S.W. Rickett
Filed under: Authors
S.W. Rickett holds an M.A. from the University of Missouri-Kansas City, Education, Reading, and an M.A., English-Creative Writing, Poetry. Poems have appeared in New Letters, Nimrod, Chouteau Review, Number One Magazine, The Kansas City Star, Switched-on Gutenberg, Smartish Pace, The Same, and most recently, Antietam Review. She received a fellowship from Colgate University in 1999, and a fellowship from the Women's Center for Graduate Studies, the University of Missouri-Kansas City in 2002. In 2003 she traveled to Norway and Germany to meet with the adult children of former Nazis and to write a book of poems on the subject. She is semi-retired and an adjunct professor at Park University in Parkville, Missouri. She lives by a lake with her husband, Charles, and Lottie the cat.

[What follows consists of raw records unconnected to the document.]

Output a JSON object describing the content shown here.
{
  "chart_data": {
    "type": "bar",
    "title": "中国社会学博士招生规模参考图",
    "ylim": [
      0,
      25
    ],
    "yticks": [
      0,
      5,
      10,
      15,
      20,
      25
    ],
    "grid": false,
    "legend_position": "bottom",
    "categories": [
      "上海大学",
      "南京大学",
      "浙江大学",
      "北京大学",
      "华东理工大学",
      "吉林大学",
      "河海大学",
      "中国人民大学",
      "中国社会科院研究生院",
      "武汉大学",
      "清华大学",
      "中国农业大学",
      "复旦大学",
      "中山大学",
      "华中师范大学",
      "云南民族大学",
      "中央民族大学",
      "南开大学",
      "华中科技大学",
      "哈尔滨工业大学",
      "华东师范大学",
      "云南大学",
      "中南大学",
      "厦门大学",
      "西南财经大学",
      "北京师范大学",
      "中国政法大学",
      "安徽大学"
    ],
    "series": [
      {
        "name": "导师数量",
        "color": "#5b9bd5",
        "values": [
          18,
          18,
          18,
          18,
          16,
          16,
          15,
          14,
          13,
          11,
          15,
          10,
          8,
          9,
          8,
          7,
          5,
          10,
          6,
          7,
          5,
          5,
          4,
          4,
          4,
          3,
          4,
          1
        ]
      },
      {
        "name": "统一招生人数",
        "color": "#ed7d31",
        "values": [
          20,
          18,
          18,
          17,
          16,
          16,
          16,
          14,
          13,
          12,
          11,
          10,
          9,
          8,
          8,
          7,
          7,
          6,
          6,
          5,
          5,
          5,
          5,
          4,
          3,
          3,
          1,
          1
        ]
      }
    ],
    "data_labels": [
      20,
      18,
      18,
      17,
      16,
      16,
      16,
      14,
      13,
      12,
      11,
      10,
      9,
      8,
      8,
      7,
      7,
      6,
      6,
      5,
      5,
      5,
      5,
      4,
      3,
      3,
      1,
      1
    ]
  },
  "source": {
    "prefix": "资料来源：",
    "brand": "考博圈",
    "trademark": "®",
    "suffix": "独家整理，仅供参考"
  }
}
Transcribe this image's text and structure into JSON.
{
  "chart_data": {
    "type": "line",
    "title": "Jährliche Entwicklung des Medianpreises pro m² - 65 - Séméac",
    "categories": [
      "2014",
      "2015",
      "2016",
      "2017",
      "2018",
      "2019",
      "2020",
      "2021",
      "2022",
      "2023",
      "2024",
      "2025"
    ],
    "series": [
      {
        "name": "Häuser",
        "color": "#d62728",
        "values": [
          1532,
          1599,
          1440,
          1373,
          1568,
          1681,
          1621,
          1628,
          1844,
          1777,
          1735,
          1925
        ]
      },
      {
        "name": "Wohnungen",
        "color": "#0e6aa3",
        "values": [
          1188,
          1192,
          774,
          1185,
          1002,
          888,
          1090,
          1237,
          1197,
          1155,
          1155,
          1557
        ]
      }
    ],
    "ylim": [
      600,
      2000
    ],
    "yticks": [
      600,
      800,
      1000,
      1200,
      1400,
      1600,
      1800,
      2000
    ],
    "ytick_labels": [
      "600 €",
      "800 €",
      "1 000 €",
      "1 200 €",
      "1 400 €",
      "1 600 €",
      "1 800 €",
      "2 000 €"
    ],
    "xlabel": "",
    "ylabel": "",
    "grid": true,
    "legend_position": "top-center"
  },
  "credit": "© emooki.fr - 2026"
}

About "Operation Gomorrah", Ms. Rickett writes, "This poem is in the form of a 'curse', which means in phrases. The pattern originates from liturgical verse. Each stich is broken by a caesura. This form is also called a malison. The stichs are split by a caesura into hemstichs. Lindemann was Churchill's controversial advisor. On March 30, 1942, Lindemann speculated that if 58 German cities, each with populations over 100,000, were bombed, that one-third of Germany's population 'would be turned out of house and home,' thus his euphemism 'dehousing' the enemy seemed about as serious as 'delousing' the enemy."